Kling-Gupta linear regression

Although the Kling-Gupta efficiency ($\mathrm{KGE}$) is widely adopted for model evaluation in hydrology, its properties as a statistical estimator remain unexplored. Investigating these properties is necessary because parameter estimation and forecast evaluation are inherently linked. To address this, we formalize the negatively oriented Kling-Gupta loss $L_\mathrm{KG} = (1 - \mathrm{KGE})^2$ within an extremum estimation framework (equivalent to maximizing $\mathrm{KGE}$) and analyze its behavior in multiple linear regression. We establish explicit formulas for the parameter estimates, showing that Kling-Gupta linear regression scales the ordinary least squares (OLS) coefficient vector by a variance-inflation factor governed by the sample variances and covariances of the predictors and the response.
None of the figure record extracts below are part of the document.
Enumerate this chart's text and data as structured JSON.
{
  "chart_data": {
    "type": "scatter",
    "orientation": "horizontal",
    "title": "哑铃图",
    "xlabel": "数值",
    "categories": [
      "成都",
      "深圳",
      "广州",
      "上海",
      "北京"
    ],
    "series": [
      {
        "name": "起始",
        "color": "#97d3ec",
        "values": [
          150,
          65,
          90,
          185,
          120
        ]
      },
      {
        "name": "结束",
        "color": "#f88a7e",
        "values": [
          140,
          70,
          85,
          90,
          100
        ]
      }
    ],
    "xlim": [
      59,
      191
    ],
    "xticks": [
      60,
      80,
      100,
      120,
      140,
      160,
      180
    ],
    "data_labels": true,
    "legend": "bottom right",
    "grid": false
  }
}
We show that Kling-Gupta linear regression predictions replicate the sample variance of the response on the training set, in contrast to the variance reduction inherent to OLS, while both estimators maintain the sample mean of the observations and achieve the same sample correlation between the predictions and the response. We show analytically that no single estimator can simultaneously maximize both the Nash-Sutcliffe efficiency $\mathrm{NSE}$ and $\mathrm{KGE}$: the OLS estimator attains the maximum possible $\mathrm{NSE}$ but not the maximum $\mathrm{KGE}$, while the Kling-Gupta estimator maximizes $\mathrm{KGE}$ at the cost of $\mathrm{NSE}$. We prove the almost sure convergence of the Kling-Gupta estimator to well-defined population limits and express those limits algebraically. Furthermore, we evaluate the training and test set performance metrics for both estimators, demonstrating that for each estimator the metrics on the training set and on an independent test set converge asymptotically to identical limits (though the limits differ between OLS and Kling-Gupta regression).

翻译：尽管Kling-Gupta效率（$\mathrm{KGE}$）在水文学模型评估中被广泛采用，但其作为统计估计量的性质仍未得到探索。由于参数估计与预测评估内在地相互关联，研究这些性质至关重要。为此，我们基于极值估计框架（等价于最大化$\mathrm{KGE}$）将经过负向化处理的Kling-Gupta损失$L_\mathrm{KG} = (1 - \mathrm{KGE})^2$形式化，并分析了其在多元线性回归中的行为。我们建立了参数估计的显式公式，表明Kling-Gupta线性回归通过一个由预测变量与响应变量的样本方差和协方差决定的方差膨胀因子，对普通最小二乘（OLS）系数向量进行缩放。我们证明，与OLS固有的方差缩减特性相反，Kling-Gupta线性回归的预测结果在训练集上复现了响应变量的样本方差，而两种估计量均保持观测值的样本均值，并在预测值与响应变量之间实现相同的样本相关性。我们通过分析证明，没有任何单一估计量能同时最大化Nash-Sutcliffe效率（$\mathrm{NSE}$）和$\mathrm{KGE}$：OLS估计量达到最大可能的$\mathrm{NSE}$，但无法达到最大的$\mathrm{KGE}$；而Kling-Gupta估计量以牺牲$\mathrm{NSE}$为代价最大化$\mathrm{KGE}$。我们证明了Kling-Gupta估计量以概率1收敛到定义良好的总体极限，并以代数形式表达了这些极限。此外，我们评估了两种估计量的训练集和测试集性能指标，表明对于每种估计量，训练集和独立测试集上的指标渐近收敛到相同的极限（尽管OLS与Kling-Gupta回归的极限不同）。